Bientôt, Defustel devient créateur de collections dont il est lui-même l’égérie pour des marques italiennes comme le chausseur Roberto Botticelli, les accessoires pour hommes Minardi et les bijoux Quinto Ego. « J’apporte ma touche et ma vision à chacune des pièces », dit-il. En témoignent les bagues Quinto Ego qu’il porte et sur lesquelles on aperçoit un masque bamoun.

Je ne veux pas qu’un chiffre soit mis sur ma personne. Je suis un homme d’élégance

Defustel Ndjoko a d’ores et déjà commencé à créer ses propres accessoires : notamment des pochettes et des mouchoirs de poche. « La première boutique Defustel ouvrira ses portes à Douala en décembre 2019. On y retrouvera mes créations, mais aussi tout l’univers de l’élégance masculine. » Quand on évoque ses revenus, comme pris de court, il bafouille puis botte en touche. « Je ne veux pas parler d’argent. » Et de rappeler l’objectif qu’il s’est fixé avec la Fondation Defustel, qu’il a créée en juin 2018 pour aider les populations des zones rurales camerounaises. « Je ne veux pas qu’un chiffre soit mis sur ma personne. Je suis un homme d’élégance, et quand on est dans l’élégance on ne parle de richesse et de biens matériels qu’avec beaucoup de distance. » Au Cameroun, il ne se déplace jamais en voiture : « Je vais au village à moto. »

Très suivi sur le continent africain, il affirme être très attentif à ce qu’il fait et dit. Philanthrope, influenceur, créateur, Defustel Ndjoko multiplie les casquettes. Mais n’allez surtout pas le qualifier de dandy, et encore moins de sapeur. « Je suis un afro-­sartorialiste, tranche-t-il. Je mêle l’allure africaine et un style sartorial, soit la mise en valeur de l’art des tailleurs italiens mêlant élégance, nonchalance et décontraction. » Il affectionne ainsi les mélanges de laine et de soie, les matières légères. « Le veston que je porte pèse 360 grammes, et mon pantalon est en laine. »

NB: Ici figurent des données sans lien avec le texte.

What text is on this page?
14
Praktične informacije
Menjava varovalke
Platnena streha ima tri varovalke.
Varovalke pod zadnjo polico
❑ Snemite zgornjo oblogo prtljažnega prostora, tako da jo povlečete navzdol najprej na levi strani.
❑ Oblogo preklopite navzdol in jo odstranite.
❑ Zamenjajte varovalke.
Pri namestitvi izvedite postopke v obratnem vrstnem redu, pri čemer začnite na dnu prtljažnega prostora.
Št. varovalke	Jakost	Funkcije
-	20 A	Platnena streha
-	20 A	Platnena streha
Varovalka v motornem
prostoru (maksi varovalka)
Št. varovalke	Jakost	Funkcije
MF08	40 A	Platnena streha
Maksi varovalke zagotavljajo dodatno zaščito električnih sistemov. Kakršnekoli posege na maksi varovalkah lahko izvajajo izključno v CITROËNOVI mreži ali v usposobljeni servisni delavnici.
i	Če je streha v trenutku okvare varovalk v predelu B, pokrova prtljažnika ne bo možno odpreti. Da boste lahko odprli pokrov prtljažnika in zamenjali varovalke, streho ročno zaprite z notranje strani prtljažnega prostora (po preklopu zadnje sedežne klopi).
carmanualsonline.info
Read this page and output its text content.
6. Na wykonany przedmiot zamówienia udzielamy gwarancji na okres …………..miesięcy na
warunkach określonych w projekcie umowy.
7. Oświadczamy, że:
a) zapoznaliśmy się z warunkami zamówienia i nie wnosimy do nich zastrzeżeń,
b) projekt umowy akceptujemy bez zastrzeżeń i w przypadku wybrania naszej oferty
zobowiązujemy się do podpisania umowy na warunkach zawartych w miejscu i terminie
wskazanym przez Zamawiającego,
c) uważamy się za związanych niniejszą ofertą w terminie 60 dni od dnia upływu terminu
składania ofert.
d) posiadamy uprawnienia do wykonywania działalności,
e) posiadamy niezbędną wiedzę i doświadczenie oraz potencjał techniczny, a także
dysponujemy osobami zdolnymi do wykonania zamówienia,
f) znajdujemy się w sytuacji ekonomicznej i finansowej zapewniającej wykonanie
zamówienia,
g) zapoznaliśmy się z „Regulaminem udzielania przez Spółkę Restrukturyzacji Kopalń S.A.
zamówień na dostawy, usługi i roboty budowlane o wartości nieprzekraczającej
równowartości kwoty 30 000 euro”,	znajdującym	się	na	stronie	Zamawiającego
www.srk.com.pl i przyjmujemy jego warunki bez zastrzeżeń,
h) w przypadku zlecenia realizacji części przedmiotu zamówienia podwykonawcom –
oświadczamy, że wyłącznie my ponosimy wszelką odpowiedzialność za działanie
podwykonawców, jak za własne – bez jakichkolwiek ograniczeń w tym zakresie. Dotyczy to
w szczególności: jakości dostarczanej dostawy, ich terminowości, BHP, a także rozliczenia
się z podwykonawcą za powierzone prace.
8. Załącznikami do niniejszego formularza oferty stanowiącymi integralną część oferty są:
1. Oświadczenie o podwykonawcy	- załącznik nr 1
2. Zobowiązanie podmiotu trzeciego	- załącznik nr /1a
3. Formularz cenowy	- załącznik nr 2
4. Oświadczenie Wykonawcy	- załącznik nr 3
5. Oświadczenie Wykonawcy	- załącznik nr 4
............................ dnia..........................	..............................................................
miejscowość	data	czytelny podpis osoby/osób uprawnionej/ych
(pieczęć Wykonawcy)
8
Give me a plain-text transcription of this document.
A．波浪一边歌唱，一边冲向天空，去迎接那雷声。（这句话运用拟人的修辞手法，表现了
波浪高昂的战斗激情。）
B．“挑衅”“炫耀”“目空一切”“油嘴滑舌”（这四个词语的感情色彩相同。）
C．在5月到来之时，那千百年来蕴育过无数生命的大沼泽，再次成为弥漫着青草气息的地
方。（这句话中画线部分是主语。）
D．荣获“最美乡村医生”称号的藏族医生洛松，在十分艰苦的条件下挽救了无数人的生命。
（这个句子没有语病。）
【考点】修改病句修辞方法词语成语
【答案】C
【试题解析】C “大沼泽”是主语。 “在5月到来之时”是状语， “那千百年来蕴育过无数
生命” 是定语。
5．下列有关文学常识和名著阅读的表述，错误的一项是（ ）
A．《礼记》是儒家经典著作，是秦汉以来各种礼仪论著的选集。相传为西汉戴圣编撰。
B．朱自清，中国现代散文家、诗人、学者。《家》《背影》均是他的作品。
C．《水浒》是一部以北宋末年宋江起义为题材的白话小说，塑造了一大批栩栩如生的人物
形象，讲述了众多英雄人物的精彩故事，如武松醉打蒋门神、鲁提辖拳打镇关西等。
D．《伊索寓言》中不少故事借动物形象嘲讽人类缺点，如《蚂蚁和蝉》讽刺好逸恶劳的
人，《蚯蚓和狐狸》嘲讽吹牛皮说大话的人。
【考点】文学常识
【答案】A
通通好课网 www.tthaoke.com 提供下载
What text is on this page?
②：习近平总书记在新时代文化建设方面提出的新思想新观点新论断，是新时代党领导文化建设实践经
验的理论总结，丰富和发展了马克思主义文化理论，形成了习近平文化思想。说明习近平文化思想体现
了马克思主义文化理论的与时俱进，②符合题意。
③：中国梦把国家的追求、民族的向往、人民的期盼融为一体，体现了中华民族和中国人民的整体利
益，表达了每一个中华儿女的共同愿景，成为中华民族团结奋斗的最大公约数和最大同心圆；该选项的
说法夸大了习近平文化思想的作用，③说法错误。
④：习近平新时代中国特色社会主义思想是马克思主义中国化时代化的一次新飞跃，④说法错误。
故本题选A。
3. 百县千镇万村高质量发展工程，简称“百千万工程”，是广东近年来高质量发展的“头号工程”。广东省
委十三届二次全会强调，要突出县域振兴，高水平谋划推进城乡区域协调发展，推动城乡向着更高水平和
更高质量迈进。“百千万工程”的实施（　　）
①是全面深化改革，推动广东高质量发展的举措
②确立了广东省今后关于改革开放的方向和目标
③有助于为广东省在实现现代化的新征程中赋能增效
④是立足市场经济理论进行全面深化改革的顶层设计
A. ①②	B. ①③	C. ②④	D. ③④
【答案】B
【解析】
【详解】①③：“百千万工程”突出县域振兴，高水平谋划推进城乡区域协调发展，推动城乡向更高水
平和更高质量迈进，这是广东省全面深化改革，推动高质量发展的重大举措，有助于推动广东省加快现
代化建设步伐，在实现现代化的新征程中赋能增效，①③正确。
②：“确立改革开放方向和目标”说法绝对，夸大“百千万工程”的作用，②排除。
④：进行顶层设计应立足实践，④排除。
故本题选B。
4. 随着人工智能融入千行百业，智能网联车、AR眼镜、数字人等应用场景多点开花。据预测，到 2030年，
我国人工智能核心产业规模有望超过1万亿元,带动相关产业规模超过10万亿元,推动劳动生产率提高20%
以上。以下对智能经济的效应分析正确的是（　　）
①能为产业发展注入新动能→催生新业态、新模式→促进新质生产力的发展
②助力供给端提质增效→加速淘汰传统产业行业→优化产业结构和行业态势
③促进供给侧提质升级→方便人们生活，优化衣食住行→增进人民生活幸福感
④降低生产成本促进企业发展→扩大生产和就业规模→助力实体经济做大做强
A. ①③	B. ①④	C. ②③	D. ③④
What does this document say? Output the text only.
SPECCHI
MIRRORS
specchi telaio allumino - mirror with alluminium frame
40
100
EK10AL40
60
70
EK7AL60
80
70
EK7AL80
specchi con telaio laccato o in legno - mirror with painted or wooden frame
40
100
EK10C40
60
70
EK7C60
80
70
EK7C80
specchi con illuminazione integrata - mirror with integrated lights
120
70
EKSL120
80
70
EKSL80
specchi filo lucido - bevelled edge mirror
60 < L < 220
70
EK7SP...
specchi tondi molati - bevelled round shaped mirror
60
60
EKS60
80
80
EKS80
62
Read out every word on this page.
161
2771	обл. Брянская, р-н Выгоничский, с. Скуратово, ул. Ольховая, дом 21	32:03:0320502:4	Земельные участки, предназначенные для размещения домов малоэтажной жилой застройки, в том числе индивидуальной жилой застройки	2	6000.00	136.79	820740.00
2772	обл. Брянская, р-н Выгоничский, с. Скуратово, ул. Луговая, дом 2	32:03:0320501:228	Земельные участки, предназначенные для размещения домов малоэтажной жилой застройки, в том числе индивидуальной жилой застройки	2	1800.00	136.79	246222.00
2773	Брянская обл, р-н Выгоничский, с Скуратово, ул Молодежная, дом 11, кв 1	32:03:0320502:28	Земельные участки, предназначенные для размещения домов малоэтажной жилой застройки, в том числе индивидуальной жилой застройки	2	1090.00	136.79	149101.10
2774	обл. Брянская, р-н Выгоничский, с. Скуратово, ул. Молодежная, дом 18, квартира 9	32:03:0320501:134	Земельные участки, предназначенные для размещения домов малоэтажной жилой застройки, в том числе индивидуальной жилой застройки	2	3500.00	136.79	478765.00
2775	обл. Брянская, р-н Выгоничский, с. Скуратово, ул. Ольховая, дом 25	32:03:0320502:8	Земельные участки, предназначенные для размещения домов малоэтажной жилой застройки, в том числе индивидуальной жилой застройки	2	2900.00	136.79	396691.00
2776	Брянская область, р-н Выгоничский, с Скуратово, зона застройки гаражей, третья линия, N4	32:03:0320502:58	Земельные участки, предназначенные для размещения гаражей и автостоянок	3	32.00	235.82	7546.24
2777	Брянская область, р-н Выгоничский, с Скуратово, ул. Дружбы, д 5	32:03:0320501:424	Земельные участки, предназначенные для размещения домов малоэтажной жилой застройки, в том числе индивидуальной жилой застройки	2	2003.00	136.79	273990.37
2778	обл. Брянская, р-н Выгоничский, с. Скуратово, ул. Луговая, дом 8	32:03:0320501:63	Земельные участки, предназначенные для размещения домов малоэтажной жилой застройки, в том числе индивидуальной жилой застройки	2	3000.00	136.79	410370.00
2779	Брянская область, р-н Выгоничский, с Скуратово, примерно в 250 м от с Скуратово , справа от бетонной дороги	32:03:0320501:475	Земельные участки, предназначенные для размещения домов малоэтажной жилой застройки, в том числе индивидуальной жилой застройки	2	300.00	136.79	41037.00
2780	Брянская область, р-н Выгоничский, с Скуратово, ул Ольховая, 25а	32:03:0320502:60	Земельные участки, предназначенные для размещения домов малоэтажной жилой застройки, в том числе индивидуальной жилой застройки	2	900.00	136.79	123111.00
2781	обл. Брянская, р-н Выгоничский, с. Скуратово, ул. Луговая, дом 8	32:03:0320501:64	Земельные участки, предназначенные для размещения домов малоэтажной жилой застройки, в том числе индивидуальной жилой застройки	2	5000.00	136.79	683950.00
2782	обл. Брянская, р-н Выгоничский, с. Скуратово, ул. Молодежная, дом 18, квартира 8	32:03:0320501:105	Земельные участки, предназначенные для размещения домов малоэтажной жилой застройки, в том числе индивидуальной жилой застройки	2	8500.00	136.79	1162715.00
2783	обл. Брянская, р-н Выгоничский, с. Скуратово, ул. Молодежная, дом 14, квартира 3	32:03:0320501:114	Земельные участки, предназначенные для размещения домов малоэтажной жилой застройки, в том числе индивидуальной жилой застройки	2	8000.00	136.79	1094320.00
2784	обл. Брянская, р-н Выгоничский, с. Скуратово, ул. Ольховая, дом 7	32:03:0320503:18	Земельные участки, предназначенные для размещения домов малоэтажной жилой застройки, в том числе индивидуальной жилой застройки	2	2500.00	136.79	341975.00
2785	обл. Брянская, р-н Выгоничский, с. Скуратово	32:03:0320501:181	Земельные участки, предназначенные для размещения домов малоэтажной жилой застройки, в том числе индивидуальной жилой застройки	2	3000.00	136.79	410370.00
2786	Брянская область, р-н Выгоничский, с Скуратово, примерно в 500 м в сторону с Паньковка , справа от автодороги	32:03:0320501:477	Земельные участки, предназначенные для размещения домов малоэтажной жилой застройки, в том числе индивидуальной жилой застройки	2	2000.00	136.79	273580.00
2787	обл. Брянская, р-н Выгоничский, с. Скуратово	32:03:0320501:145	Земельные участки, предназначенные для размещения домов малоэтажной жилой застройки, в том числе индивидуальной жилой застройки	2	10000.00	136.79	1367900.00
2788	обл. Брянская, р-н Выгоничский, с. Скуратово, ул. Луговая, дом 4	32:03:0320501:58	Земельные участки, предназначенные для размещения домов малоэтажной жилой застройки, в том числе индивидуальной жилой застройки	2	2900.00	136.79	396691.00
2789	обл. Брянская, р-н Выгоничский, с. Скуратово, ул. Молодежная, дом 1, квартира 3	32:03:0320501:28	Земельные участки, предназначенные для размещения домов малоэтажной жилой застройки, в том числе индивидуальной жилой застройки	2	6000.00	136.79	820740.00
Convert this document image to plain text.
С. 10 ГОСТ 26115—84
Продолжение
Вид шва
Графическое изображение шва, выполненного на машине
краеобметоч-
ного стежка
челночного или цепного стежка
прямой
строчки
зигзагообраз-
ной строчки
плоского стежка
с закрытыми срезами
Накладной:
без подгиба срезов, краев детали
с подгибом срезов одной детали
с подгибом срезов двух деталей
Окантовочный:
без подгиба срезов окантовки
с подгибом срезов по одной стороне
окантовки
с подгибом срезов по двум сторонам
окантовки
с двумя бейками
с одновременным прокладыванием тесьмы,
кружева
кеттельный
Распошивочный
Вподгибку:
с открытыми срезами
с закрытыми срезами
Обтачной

En dessous, une simple chemise en coton, des bretelles et une cravate Minardi. Il aime aussi le jacquard et le beau cuir, dit-il, en passant le doigt sur ses souliers de chez Crockett & Jones. Sur son crâne, un chapeau de la marque Panizza 1879, avec laquelle il prépare une collection pour janvier. Autre accessoire, autre marque.


Un show au Cameroun

Defustel Ndjoko estime qu’en Afrique francophone le secteur de la mode est encore en semi-léthargie. « Nos gouvernants n’ont pas encore compris que c’est un secteur générateur de croissance. » Chose qu’il va s’atteler à démontrer lors d’un événement mode, la Defustel Sartorial Week, qu’il a lui-même lancé et qui se déroulera à Douala les 15 et 16 février 2019.

Pour l’assister dans la direction artistique, le créateur a fait appel à Kristin Bell, fondatrice du salon Abidjan Men’s Fashion. Au programme : débat autour des modes africaines, expositions de marques italiennes et camerounaises, distinctions pour les meilleurs tailleurs camerounais et, enfin, soirée de gala ponctuée de défilés. Le tout parrainé par la marque de filature et de tissage italienne Lanificio F.lli Cerruti.